Cassidy has heard all about the sexual soundtrack in apartment 503, although she hasn’t experienced it. She won’t right now, either. Because the sounds next door aren’t sex. There are a couple of unfamiliar bumps to the wall. And I hear the girlfriend’s voice.
But not his voice. Hot Cop is disappointingly silent. Ah, well.
“So tell me about your new man,” I say, wiping down the countertop.
“Oh.” Cassidy’s face is solemn. “Date number two is coming up.”
“God, could you look any less excited?”
“It’s early,” she says flatly. “We don’t really know each other yet.”
Oh dear. Her lack of enthusiasm tells me everything I need to know. But I can sense that Cassidy isn’t ready to hear it. “Well, if you’ve snagged a good man in your life, it’s my turn next.”
“Deal,” she says.
“I c
ould make the thin walls shake, too.”
“Loudly,” she agrees.
Although that only makes me think of Maguire next door. Would it be too much to ask if the man I end up dating looked like him?
When dinner is ready, I plate everything up and carry it ten paces to the living area, where I’ve set out napkins and silverware on the new coffee table. “Thanks for cooking. I feel spoiled.”
“Anytime.” Cassidy sits down on the couch beside me. “Well? Tell me how it tastes. And then tell me what’s happening with the Chicago audition.”
I take a bite of chicken. It’s succulent and spicy. “This is terrific. Wow.” The cucumber salad is a nice contrast, too.
“You didn’t answer both questions.”
“I’m avoiding my email, to be honest. My agent sent something, but I’m afraid to read it.”
Cassidy sets down her fork at once. “Where is it? I’ll look. I have a good feeling about this one.”

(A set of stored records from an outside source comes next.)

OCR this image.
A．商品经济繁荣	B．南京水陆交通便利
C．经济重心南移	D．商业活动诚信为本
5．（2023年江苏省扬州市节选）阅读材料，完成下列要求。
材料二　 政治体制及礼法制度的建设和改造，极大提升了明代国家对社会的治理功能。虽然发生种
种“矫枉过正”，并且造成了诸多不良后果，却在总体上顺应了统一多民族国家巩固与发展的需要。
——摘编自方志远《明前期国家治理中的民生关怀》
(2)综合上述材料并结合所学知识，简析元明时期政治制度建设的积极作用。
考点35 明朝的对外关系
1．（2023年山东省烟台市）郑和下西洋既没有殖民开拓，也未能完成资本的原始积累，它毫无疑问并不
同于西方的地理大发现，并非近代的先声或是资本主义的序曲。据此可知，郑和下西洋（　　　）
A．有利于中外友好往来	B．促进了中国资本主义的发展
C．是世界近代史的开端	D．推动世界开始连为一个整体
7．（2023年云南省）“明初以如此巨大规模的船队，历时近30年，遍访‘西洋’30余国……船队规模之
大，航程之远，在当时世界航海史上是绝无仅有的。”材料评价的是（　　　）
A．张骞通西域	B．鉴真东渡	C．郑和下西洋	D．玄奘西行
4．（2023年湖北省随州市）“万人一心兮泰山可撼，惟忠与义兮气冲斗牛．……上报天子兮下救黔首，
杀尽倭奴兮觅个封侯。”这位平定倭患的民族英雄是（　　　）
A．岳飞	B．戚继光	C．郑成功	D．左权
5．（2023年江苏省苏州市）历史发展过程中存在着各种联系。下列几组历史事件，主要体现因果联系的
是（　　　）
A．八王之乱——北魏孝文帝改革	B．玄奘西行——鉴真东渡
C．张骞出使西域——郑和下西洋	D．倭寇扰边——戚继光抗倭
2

If only I did, too. Right before I moved into this apartment, I drove to Chicago to audition for a tampon commercial. Don’t laugh. A single tampon commercial can earn enough for a house if it gets enough airplay. Cassidy rode along with me for fun, and to do some shopping.
We ended up staying an extra day, though, because I got a callback. And then another one. By the time they were done with me, it was down to three women, and they said they’d be in touch.
Today.
I take another bite of chicken and sigh. Then I fish the phone out from under the couch cushion, unlock it, and open my email. While it’s tempting to make Cassidy read it for me, I’m a big girl.
A big girl staring at bad news.
Megan, we loved meeting you! And we were impressed with your poise. But ultimately we went in another direction.
Wordlessly, I hand the phone to my guest.
“Oh!” she gasps. “No! I was so sure. This is awful. How could they? I mean, when you were pretending you had those cramps, I totally believed you! I tried to give you ibuprofen and rub your head, remember?” As I watch, Cassidy’s eyes get red.